As the gig economy grows and the number of independent contractors increases, employers must be aware of potential liabilities and notable differences in state and federal law, a payroll expert said May 18.
The number of independent contractors in the US is rising, said Pete Isberg, vice president of government relations for ADP, Inc. In 2021, the country had roughly 23.9 million independent contractors; by 2030, about half of all workers are expected to be independent contractors.
These statistics reveal the need for employers to keep informed of state and federal laws and regulations regarding independent contractors, he said at PayrollOrg’s 41st Payroll Congress.
“The laws are changing and varied and difficult to interpret,” Isberg said. “Do consult with legal counsel, do have consultants involved, and do what you have to to get legal support as needed.”
The federal government continues to issue regulations and guidance for employers on independent contractors and gig work, Isberg said. The Labor Department and Internal Revenue Service renewed their agreement to combat employee misclassification in December 2022, while the Federal Trade Commission and National Labor Relations Board created a memorandum of understanding to address labor developments in the gig economy.
Additionally, finalized rules regulating gig work are expected to be published in the Federal Register in the coming months, he added. These rules and agreements are all in addition to the IRS’s 20-factor test used to determine whether a worker is an employee or independent contractor.

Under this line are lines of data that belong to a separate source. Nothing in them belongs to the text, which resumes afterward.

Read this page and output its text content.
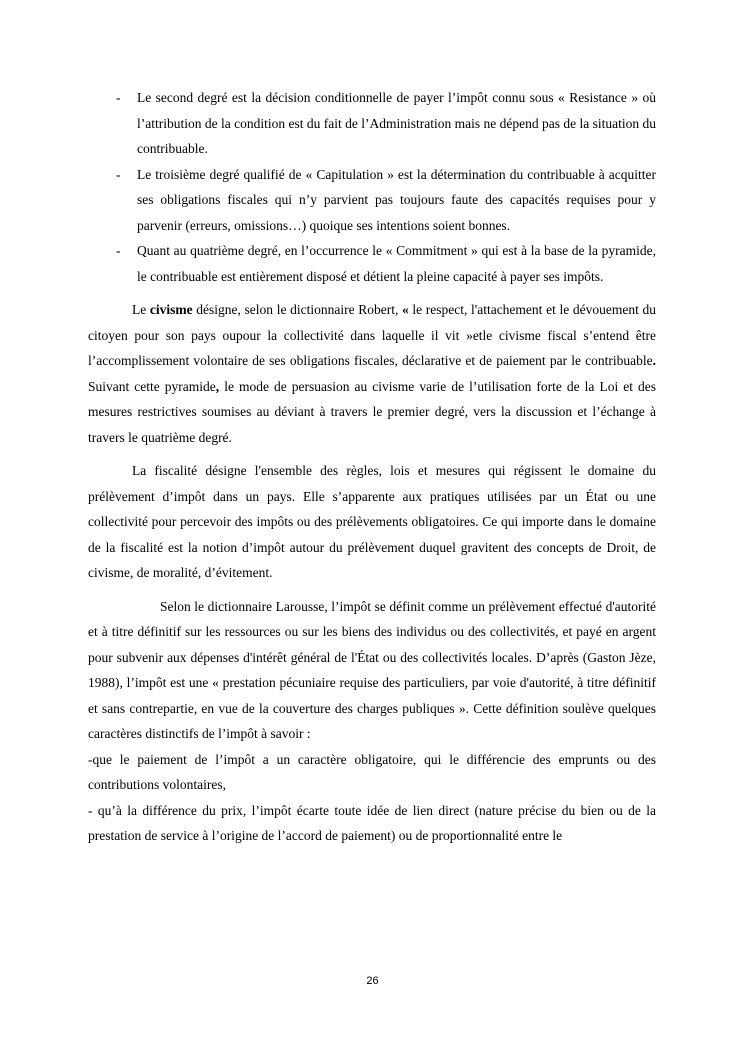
- Le second degré est la décision conditionnelle de payer l’impôt connu sous « Resistance » où l’attribution de la condition est du fait de l’Administration mais ne dépend pas de la situation du contribuable.
- Le troisième degré qualifié de « Capitulation » est la détermination du contribuable à acquitter ses obligations fiscales qui n’y parvient pas toujours faute des capacités requises pour y parvenir (erreurs, omissions…) quoique ses intentions soient bonnes.
- Quant au quatrième degré, en l’occurrence le « Commitment » qui est à la base de la pyramide, le contribuable est entièrement disposé et détient la pleine capacité à payer ses impôts.

Le civisme désigne, selon le dictionnaire Robert, « le respect, l'attachement et le dévouement du citoyen pour son pays oupour la collectivité dans laquelle il vit »etle civisme fiscal s’entend être l’accomplissement volontaire de ses obligations fiscales, déclarative et de paiement par le contribuable. Suivant cette pyramide, le mode de persuasion au civisme varie de l’utilisation forte de la Loi et des mesures restrictives soumises au déviant à travers le premier degré, vers la discussion et l’échange à travers le quatrième degré.

La fiscalité désigne l'ensemble des règles, lois et mesures qui régissent le domaine du prélèvement d’impôt dans un pays. Elle s’apparente aux pratiques utilisées par un État ou une collectivité pour percevoir des impôts ou des prélèvements obligatoires. Ce qui importe dans le domaine de la fiscalité est la notion d’impôt autour du prélèvement duquel gravitent des concepts de Droit, de civisme, de moralité, d’évitement.

Selon le dictionnaire Larousse, l’impôt se définit comme un prélèvement effectué d'autorité et à titre définitif sur les ressources ou sur les biens des individus ou des collectivités, et payé en argent pour subvenir aux dépenses d'intérêt général de l'État ou des collectivités locales. D’après (Gaston Jèze, 1988), l’impôt est une « prestation pécuniaire requise des particuliers, par voie d'autorité, à titre définitif et sans contrepartie, en vue de la couverture des charges publiques ». Cette définition soulève quelques caractères distinctifs de l’impôt à savoir :

-que le paiement de l’impôt a un caractère obligatoire, qui le différencie des emprunts ou des contributions volontaires,

- qu’à la différence du prix, l’impôt écarte toute idée de lien direct (nature précise du bien ou de la prestation de service à l’origine de l’accord de paiement) ou de proportionnalité entre le

26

Unfortunately, state and local laws and regulations for classifying workers as independent contractors vary and often differ from the federal government’s interpretation of gig work, Isberg said. One notable example is California’s “ABC test,” which is a three-factor test used to determine if a worker is an employee or independent contractor.
This can make it difficult for employers to determine an individual’s worker classification, since a worker might be considered an independent contractor under federal law but an employee under state law, Isberg said. Further complications can arise if an independent contractor crosses state borders and is considered an employee under the laws of the other state.
“I don’t know of any payroll systems that can produce a Form W-2 at the state level and a Form 1099 at the federal level” for the same worker, he said.
Companies can be subject to a multitude of penalties and fines for misclassifying workers as independent contractors, Isberg warned. In Virginia, for example, state contractors can be barred from receiving public contracts for misclassifying workers.
There are some ways the US and state governments can address worker classification, Isberg said. For example, in Montana, individuals may apply for an independent contractor exemption certificate, he noted.
“Maybe employers should start asking for that certificate if they have business operations in Montana,” Isberg said. “But, is it binding on the IRS? No.”
Another potential solution for the US is to adopt the “dependent contractor” worker classification that currently exists in other parts of the world, Isberg said.
“Where are we headed? In the UK, European Union, and Canada, they have a third class of worker,” he said. “They’ve got contractors, they’ve got employees, and they’ve got dependent contractors. And that concept sort of makes sense. We have a lot of contractors that only work for a single employer or hiring entity and they’ve been doing the same thing for years.”
Until states and the federal government find better methods for addressing the gig economy, employers should avoid treating independent contractors like employees, Isberg advised. This includes not offering employee benefits like paid leave and health insurance to independent contractors.
“Here’s a best practice: keep them separate,” he said. “Have a separate section for independent contractors and another for employees. And also, try to figure out what others in your industry do with their independent contractors.”